- Born: 1956 (age 69–70)
- Education: Yale University (BA) Wharton School of the University of Pennsylvania (MBA)
- Occupations: Businessman, philanthropist
- Parent(s): Perry Richardson Bass Nancy Lee Muse
- Relatives: Sid Bass (brother) Ed Bass (brother) Robert Bass (brother) Hyatt Bass (niece) Sid W. Richardson (great-uncle)

= Lee Bass =

American billionaire of the Texas Bass family

Lee Marshall Bass (born 1956) is an American heir, businessman and philanthropist.

==Early life==
Lee Bass was born in 1956. His father was Perry Richardson Bass, an investor and philanthropist, and his mother, Nancy Lee Bass, was a philanthropist. His great-uncle was oil baron Sid Richardson.

He graduated from Yale University in 1979 and received a Master of Business Administration from the Wharton School of the University of Pennsylvania in 1982.

==Career==
In 1989, Governor William P. Clements, Jr. appointed him to a six-year term as a commissioner of the Texas Parks and Wildlife Department. In 1995, Governor George W. Bush named him the commission chairman and reappointed him for another six years. In 2001, he was named chairman-emeritus by Governor Rick Perry. He is the primary steward of the historic El Coyote Longhorn Ranch in Encino, Texas.

==Philanthropy==
He serves on the boards of the Sid W. Richardson Foundation, The Peregrine Fund, and Vanderbilt University. He is a founding director of the International Rhino Foundation, and Chairman Emeritus of the Board of the Modern Art Museum of Fort Worth.

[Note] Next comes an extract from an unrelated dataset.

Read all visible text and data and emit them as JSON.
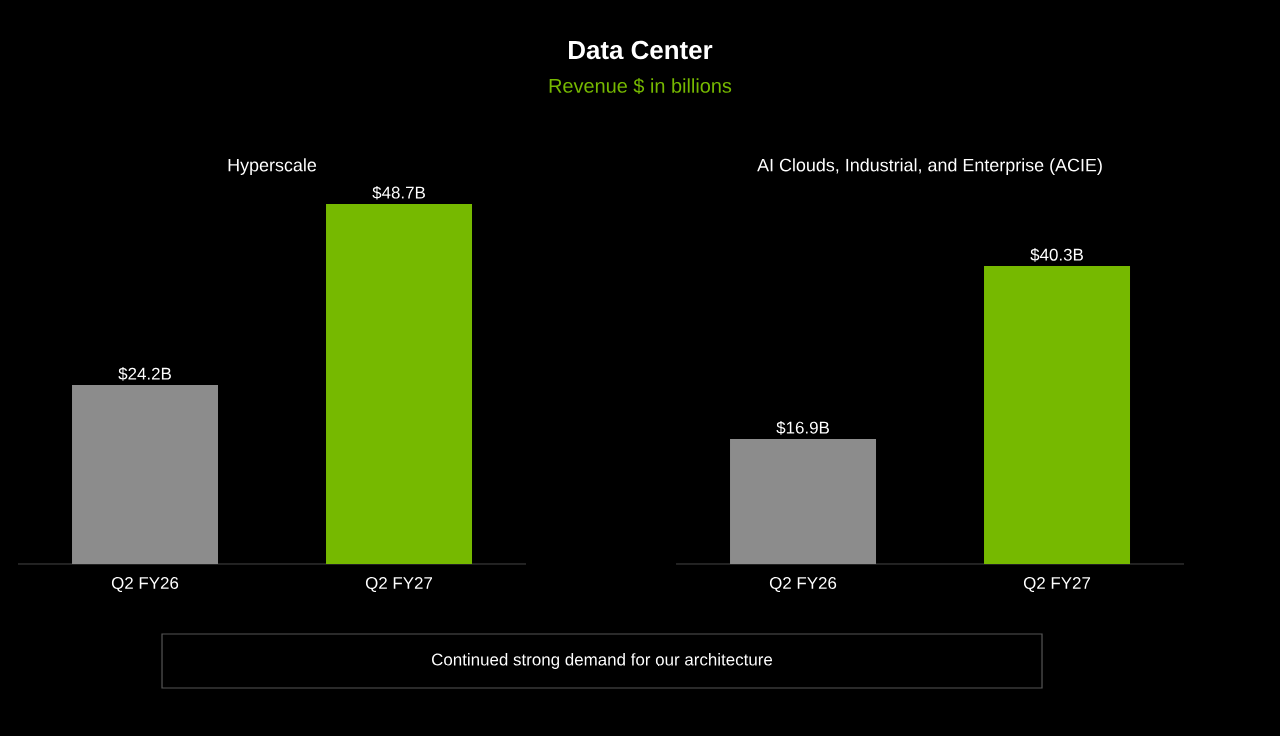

In 1991, under the presidency of Benno C. Schmidt, Jr., he donated $20 million to Yale University to start a new program in Western civilization. However, in 1995, under the presidency of Richard C. Levin, the gift was returned and the program canceled. In 1993, he also founded the Lee and Ramona Bass Foundation with his wife. In 2009–2010, the foundation donated $700,000 to the Intercollegiate Studies Institute. A Republican, he has supported George W. Bush, George Allen, Phil Gramm, John McCain, and Kay Bailey Hutchison. He has also donated $159,760 to Rick Perry.

==Personal life==
He is married to Ramona Seeligson of San Antonio, Texas, the daughter of Arthur A. Seeligson Jr. and Linda Nixon. Lee and Ramona Bass have three children, Sophie, Perry and Ramona. As of September 2011, he is the 595th richest person in the world, and the 220th richest in the United States, with an estimated wealth of US$2.1 billion. The couple lives in Fort Worth, Texas.

==Thoroughbred racing==
===Ramona S. Bass, LLC===
Ramona Seeligson Bass grew up in a family for which Thoroughbred racing was an important part of life. Her father, Arthur Seeligson Jr., was involved in Thoroughbred racing for several decades and Ramona bred and raced horses with him and she continues to do so now on her own through "Ramona S. Bass, LLC" entity. Her late father owned stakes race winners both in the United States and in Europe. He most notably bred and raced Avatar, winner of the 1975 Santa Anita Derby and the third leg of the U.S. Triple Crown series, the Belmont Stakes. For a time, Arthur Seeligson was a co-owner of Hialeah Park Race Track in Hialeah, Florida. He was a member of the board of directors of the National Museum of Racing and Hall of Fame in Saratoga Springs, New York and a Texas Horse Racing Hall of Fame inductee.

In partnership with the renowned Claiborne Farm and Adele Dilschneider, Ramona Bass owned the 2009 Railbird Stakes winner, Witty. She owned and raced Avenge whose wins included back-to-back editions of the Grade 1 Rodeo Drive Stakes in 2016 and 2017. Ramona Bass was also the breeder of Roy H, winner of back-to-back editions of the Breeders' Cup Sprint in 2017 and 2018 and who was voted the American Champion Sprint Horse in both years.

Ramona Bass was a driving force behind the creation of Texas Wild! at the Fort Worth Zoo.